I’m also a little embarrassed by the progress of the predators. I have a lot of money, but not so much to spend it. You can visit a single vendor that offers several random guns and supplies in a timed cycle. So far, these vendors only offer what I already have, or larger items with no inventory space. I was excited to unlock the medkit recipe, but then I realized that I needed an ingredient that was previously found only once.

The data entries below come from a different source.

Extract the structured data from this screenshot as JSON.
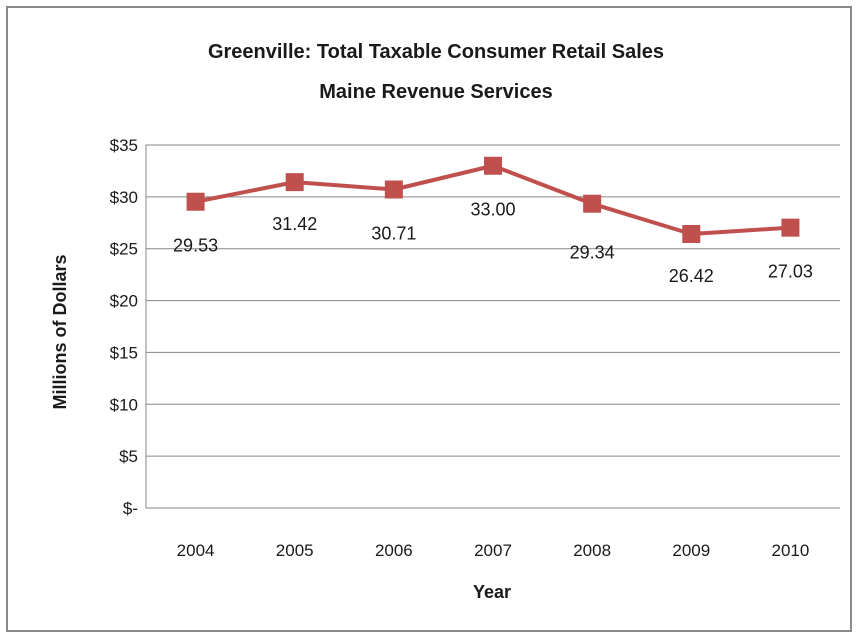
{
  "chart_data": {
    "type": "line",
    "title": "Greenville: Total Taxable Consumer Retail Sales",
    "subtitle": "Maine Revenue Services",
    "xlabel": "Year",
    "ylabel": "Millions of Dollars",
    "categories": [
      "2004",
      "2005",
      "2006",
      "2007",
      "2008",
      "2009",
      "2010"
    ],
    "series": [
      {
        "values": [
          29.53,
          31.42,
          30.71,
          33.0,
          29.34,
          26.42,
          27.03
        ],
        "labels": [
          "29.53",
          "31.42",
          "30.71",
          "33.00",
          "29.34",
          "26.42",
          "27.03"
        ],
        "color": "#c0504d",
        "marker": "square"
      }
    ],
    "ylim": [
      0,
      35
    ],
    "yticks": [
      0,
      5,
      10,
      15,
      20,
      25,
      30,
      35
    ],
    "ytick_labels": [
      "$-",
      "$5",
      "$10",
      "$15",
      "$20",
      "$25",
      "$30",
      "$35"
    ],
    "grid": true,
    "gridline_color": "#868686",
    "legend": "none"
  }
}
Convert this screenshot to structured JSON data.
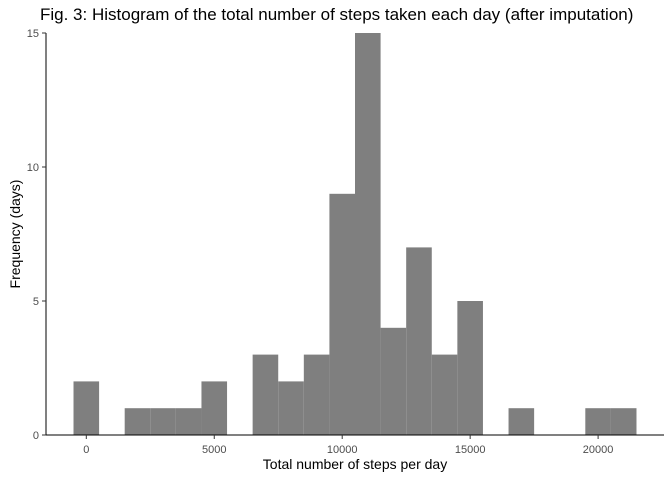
{
  "chart_data": {
    "type": "bar",
    "title": "Fig. 3: Histogram of the total number of steps taken each day (after imputation)",
    "xlabel": "Total number of steps per day",
    "ylabel": "Frequency (days)",
    "bin_width": 1000,
    "bins": [
      {
        "x": 0,
        "count": 2
      },
      {
        "x": 1000,
        "count": 0
      },
      {
        "x": 2000,
        "count": 1
      },
      {
        "x": 3000,
        "count": 1
      },
      {
        "x": 4000,
        "count": 1
      },
      {
        "x": 5000,
        "count": 2
      },
      {
        "x": 6000,
        "count": 0
      },
      {
        "x": 7000,
        "count": 3
      },
      {
        "x": 8000,
        "count": 2
      },
      {
        "x": 9000,
        "count": 3
      },
      {
        "x": 10000,
        "count": 9
      },
      {
        "x": 11000,
        "count": 15
      },
      {
        "x": 12000,
        "count": 4
      },
      {
        "x": 13000,
        "count": 7
      },
      {
        "x": 14000,
        "count": 3
      },
      {
        "x": 15000,
        "count": 5
      },
      {
        "x": 16000,
        "count": 0
      },
      {
        "x": 17000,
        "count": 1
      },
      {
        "x": 18000,
        "count": 0
      },
      {
        "x": 19000,
        "count": 0
      },
      {
        "x": 20000,
        "count": 1
      },
      {
        "x": 21000,
        "count": 1
      }
    ],
    "xlim": [
      -1575,
      22575
    ],
    "ylim": [
      0,
      15
    ],
    "xticks": [
      0,
      5000,
      10000,
      15000,
      20000
    ],
    "xtick_labels": [
      "0",
      "5000",
      "10000",
      "15000",
      "20000"
    ],
    "yticks": [
      0,
      5,
      10,
      15
    ],
    "ytick_labels": [
      "0",
      "5",
      "10",
      "15"
    ],
    "bar_color": "#7f7f7f",
    "axis_color": "#000000",
    "grid": false,
    "legend": "none"
  }
}
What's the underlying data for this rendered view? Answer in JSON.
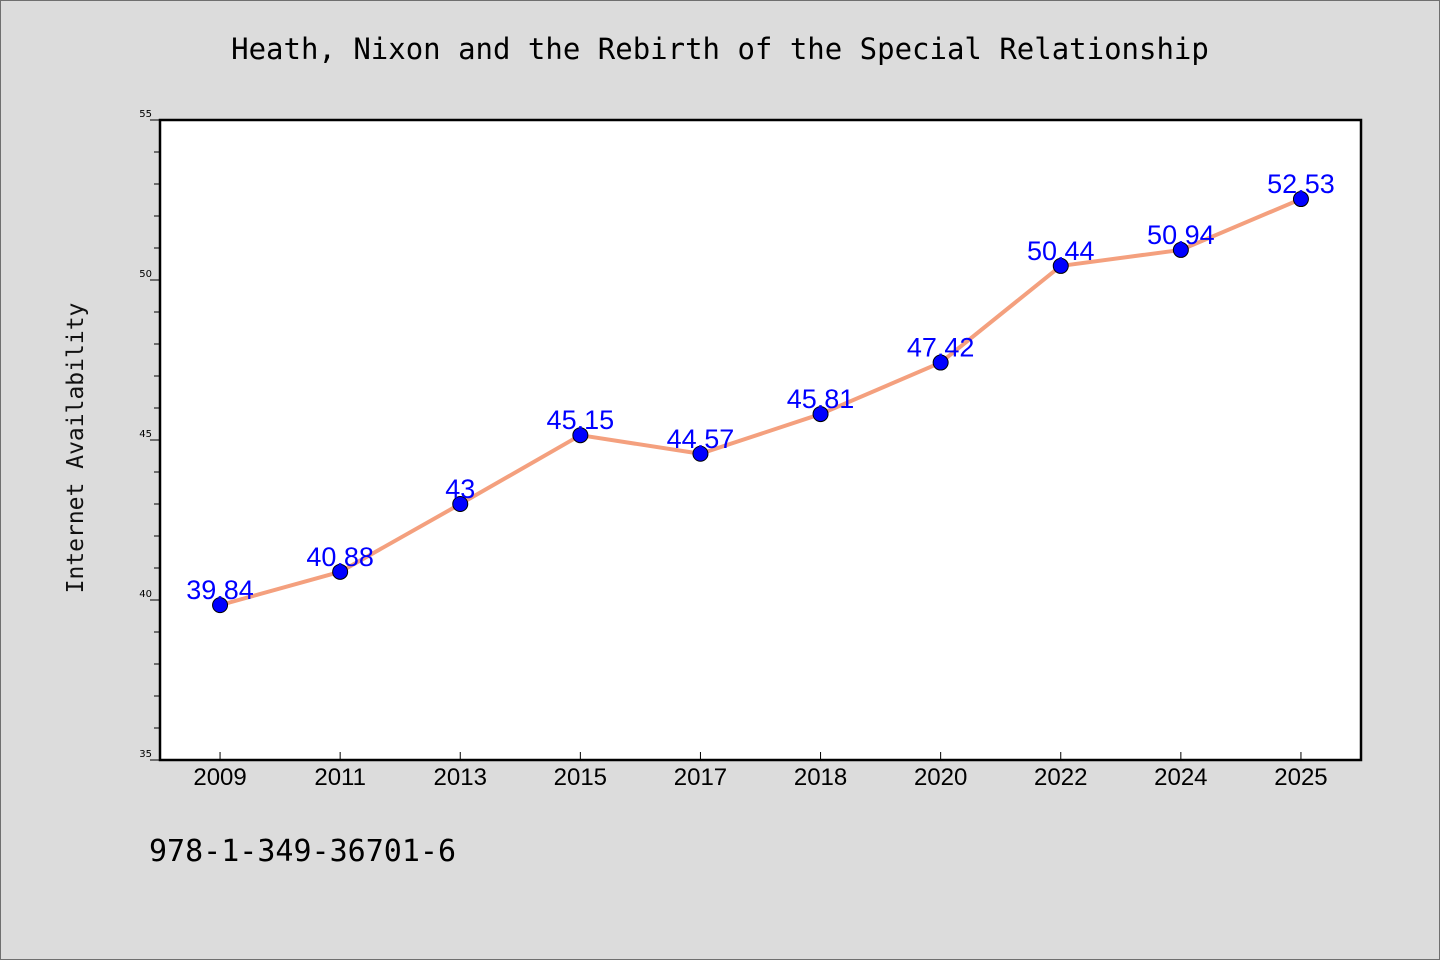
{
  "title": "Heath, Nixon and the Rebirth of the Special Relationship",
  "footer_text": "978-1-349-36701-6",
  "colors": {
    "background": "#dcdcdc",
    "plot_background": "#ffffff",
    "line": "#f4a07e",
    "marker": "#0000ff",
    "label": "#0000ff"
  },
  "chart_data": {
    "type": "line",
    "title": "Heath, Nixon and the Rebirth of the Special Relationship",
    "xlabel": "",
    "ylabel": "Internet Availability",
    "categories": [
      "2009",
      "2011",
      "2013",
      "2015",
      "2017",
      "2018",
      "2020",
      "2022",
      "2024",
      "2025"
    ],
    "series": [
      {
        "values": [
          39.84,
          40.88,
          43,
          45.15,
          44.57,
          45.81,
          47.42,
          50.44,
          50.94,
          52.53
        ],
        "labels": [
          "39.84",
          "40.88",
          "43",
          "45.15",
          "44.57",
          "45.81",
          "47.42",
          "50.44",
          "50.94",
          "52.53"
        ]
      }
    ],
    "ylim": [
      35,
      55
    ],
    "yticks": [
      35,
      40,
      45,
      50,
      55
    ],
    "grid": false,
    "legend": "none"
  }
}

Currently, Marauders is a cooler game to explain what to play. There aren’t many in this closed beta build. This is the fact that it can prevent Tarkov followers from committing for now, but Marauders definitely outperforms the theme and friendliness. Personally, I think borrowing from Hunt: Showdown is more likely than chasing Tarkov’s obsession with loot. In addition to the goal of finding something cool, why not add a centralized goal that attracts players (such as hunt boss battles)? Or a side goal that exists only in the exterior space zone? It certainly helps give the match a clearer ending than “Our pocket is full, let me guess.”
If you want to check Marauder yourself and decide that I’m completely wrong $ 27 pre-order (Opens in a new tab) Currently, the period is the only way to access the closed beta ending July 26th.